J2選手の半数が大卒……“プロ化”が進む大学リーグ。
それにしても日本の層の厚さは、目を見張るものがある。
U-19日本代表が参加すべき大会に、学生限定でスペインに勝利したのだ。さらに突っ込んで言えば、この20歳以下の学生選抜も決してベストメンバーではなかった。大学サッカー部の活動を優先して、長期間チームを離れることができず、招集を辞退しなければいけない選手もいるからだ。にもかかわらずスペインに勝ったのだから、いかに大学に質の高い選手が増えているかがわかるだろう。
ただし、これまでに順天堂大学で小宮山尊信(川崎フロンターレ)や田中順也(柏レイソル)を育ててきた吉村監督は満足していなかった。

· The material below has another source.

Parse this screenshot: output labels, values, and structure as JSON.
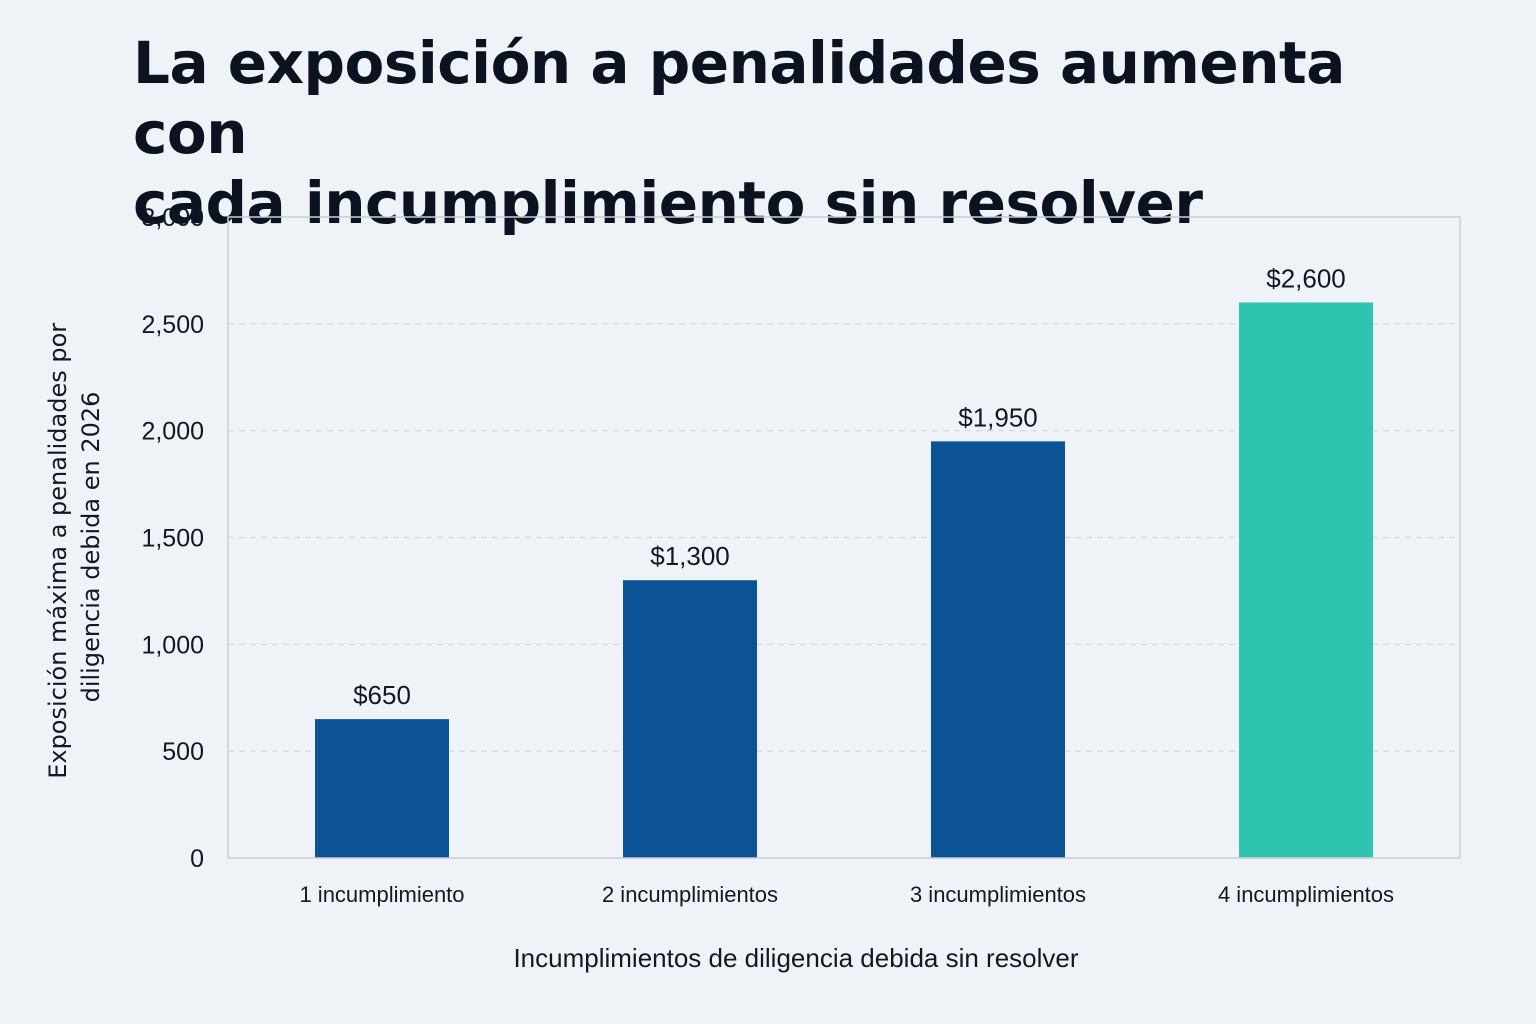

「今、J2でプレーする選手の約半分が大卒になっています。大学リーグのレベルも、間違いなく毎年上がっている。ただ、アルクディア国際ユースではファイナリストになったスペインやアルゼンチンと比べて、まだまだ個の力が劣っていた。大卒選手の評価が上がっていますが、高校生より少し大人というだけでは寂しい。その次の段階として、選手たちには大学から何かひとつ持って、プロに行ってほしい」
ブラジルW杯では大学生選手が日本代表入りする!?
大学スポーツ界の世界大会であるユニバーシアードが、2013年7月にロシアのカザンで開催される。中国で開催された前大会(2011年)では、流通経済大学の山村和也(現鹿島アントラーズ)や中央大学の六平光成(清水エスパルス入団が内定)らを中心に優勝しており、連覇が期待される。
吉村監督は言う。
「ユニバーシアードは、大学選抜がA代表と同じユニフォームを着て出場できる唯一の大会。日本サッカー協会からも、ぜひ連覇してほしいと言われています。中1日で試合が続くうえに、選手村に缶詰状態になるため、選手には相当なタフさが求められますが、何としても優勝したいと思います」
2009年のユニバーシアードのメンバーから、福岡大学の永井謙佑(現名古屋グランパス)と山村が2010年南アフリカW杯のサポートメンバーに入った。大学リーグのレベルが上がっていることを考えれば、2014年ブラジルW杯の登録メンバーに入る大学生が出ても少しも不思議ではない。特にA代表の層が薄い1トップとセンターバックのポジションについては。
全日本大学選抜の強化に、より力を入れるべき時代になりつつある。